The National Lottery Community Fund has confirmed that grants worth about £1.3m, which were supposed to help small charities cope during the pandemic, were instead refunded to the Department for Digital, Culture, Media and Sport.
The cash came from the Coronavirus Community Support Fund, a £200m scheme announced by the Chancellor of the Exchequer in April 2020 and administered for DCMS by the NLCF.
The fund was heavily criticised for both long delays distributing grants to charities and restrictions that required all grants to be spent by the end of March 2021.
Karl Wilding, then chief executive of the National Council of Voluntary Orgainsations, wrote in May 2020: “Reassurances that funding will be made available soon are starting to wear thin.

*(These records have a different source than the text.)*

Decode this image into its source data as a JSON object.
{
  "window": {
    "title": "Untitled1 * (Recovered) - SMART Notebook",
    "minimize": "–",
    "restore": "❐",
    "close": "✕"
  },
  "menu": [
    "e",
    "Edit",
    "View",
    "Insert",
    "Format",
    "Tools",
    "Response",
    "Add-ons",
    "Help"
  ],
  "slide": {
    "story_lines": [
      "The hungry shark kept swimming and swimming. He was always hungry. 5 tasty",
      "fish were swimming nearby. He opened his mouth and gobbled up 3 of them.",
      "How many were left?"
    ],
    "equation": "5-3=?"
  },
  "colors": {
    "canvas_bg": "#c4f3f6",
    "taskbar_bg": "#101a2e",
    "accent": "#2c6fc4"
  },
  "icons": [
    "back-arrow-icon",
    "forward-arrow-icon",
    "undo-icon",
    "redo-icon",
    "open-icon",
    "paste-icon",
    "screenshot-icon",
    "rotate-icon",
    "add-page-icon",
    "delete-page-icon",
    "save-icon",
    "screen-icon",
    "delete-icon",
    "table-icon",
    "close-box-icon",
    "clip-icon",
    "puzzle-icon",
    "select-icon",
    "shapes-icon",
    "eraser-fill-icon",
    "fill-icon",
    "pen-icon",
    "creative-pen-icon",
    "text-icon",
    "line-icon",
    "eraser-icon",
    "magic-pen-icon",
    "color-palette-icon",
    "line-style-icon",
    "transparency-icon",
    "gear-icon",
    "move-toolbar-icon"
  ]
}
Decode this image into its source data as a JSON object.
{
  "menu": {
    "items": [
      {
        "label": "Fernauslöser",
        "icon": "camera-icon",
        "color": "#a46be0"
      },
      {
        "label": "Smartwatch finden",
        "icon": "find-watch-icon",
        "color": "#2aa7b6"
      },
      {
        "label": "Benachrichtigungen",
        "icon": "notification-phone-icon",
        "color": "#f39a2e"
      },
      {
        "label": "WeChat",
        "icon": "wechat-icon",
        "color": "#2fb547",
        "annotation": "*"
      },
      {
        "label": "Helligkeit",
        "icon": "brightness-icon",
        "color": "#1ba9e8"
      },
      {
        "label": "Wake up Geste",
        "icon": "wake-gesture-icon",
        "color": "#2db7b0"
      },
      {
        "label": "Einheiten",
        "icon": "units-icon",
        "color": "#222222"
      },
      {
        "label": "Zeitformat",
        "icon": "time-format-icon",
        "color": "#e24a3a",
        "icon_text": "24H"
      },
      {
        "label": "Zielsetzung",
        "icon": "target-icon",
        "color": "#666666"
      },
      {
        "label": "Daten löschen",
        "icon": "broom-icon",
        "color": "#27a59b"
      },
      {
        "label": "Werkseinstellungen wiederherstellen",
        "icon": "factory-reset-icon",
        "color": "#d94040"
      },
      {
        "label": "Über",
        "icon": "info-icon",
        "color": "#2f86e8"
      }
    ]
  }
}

I have told the government and the NLCF that this pace isn’t good enough.”
In 2020 Third Sector reported that, three months after CCSF had been announced, only 1 per cent of the promised funding had been released to charities. The money was not fully allocated until November that year, seven months after the Chancellor’s original commitment.
The NLCF accounts for 2021/22, which were published yesterday, show that £1.28m was “refunded to DCMS” from the CCSF. An NLCF spokesperson said: “These returns were grants, or part grants, that could not be spent by the recipient organisations during that financial year and were therefore returned to DCMS as part of the terms of our grant agreement with them, which required that this funding to support communities through the early stages of the coronavirus pandemic was spent during the financial year 2020/2021.”
The accounts also show NLCF has returned to pre-pandemic levels of income and spending.
Its income in 2021/22 was £787m, broadly the same as before the coronavirus crisis began in 2019/20. It distributed £579.8m in grants across the UK, which is also in line with spending two years ago.
In 2020/21, when the NLCF was responsible for distributing several one-off emergency programmes for the government in response to Covid-19, its income grew to £1bn and it awarded more than £750m to charities.
Despite this, the number of staff at NLCF, measured as full-time equivalent employees at the end of the financial year, fell only slightly in the past 12 months, from 815 to 788. Overall spending on salaries was £26.5m, unchanged from 2020/21.
The gender pay gap and ethnicity pay gap both shrunk for the second year in a row, the accounts show.
Women at NLCF are now paid a median average wage 2 per cent lower than that paid to male employees, compared to 2.8 per cent lower last year, while ethnic minority staff are paid 0.7 per cent less than their white colleagues, down from 0.9 per cent.
In November last year, an independent report into concerns about bullying at NLCF said that one in three staff had witnessed discrimination or harassment at the funder.
Addressing these findings in her introduction to the accounts, Blondel Cluff, the chair of trustees, said the funder “must not only be seen to adopt values, but to live by them.
“As a public body, the custodian of National Lottery good cause money and a champion of the UK’s dynamic and diverse communities, the NLCF must strive to be the best it can be, adhering to the highest ethical standards in all that it does.”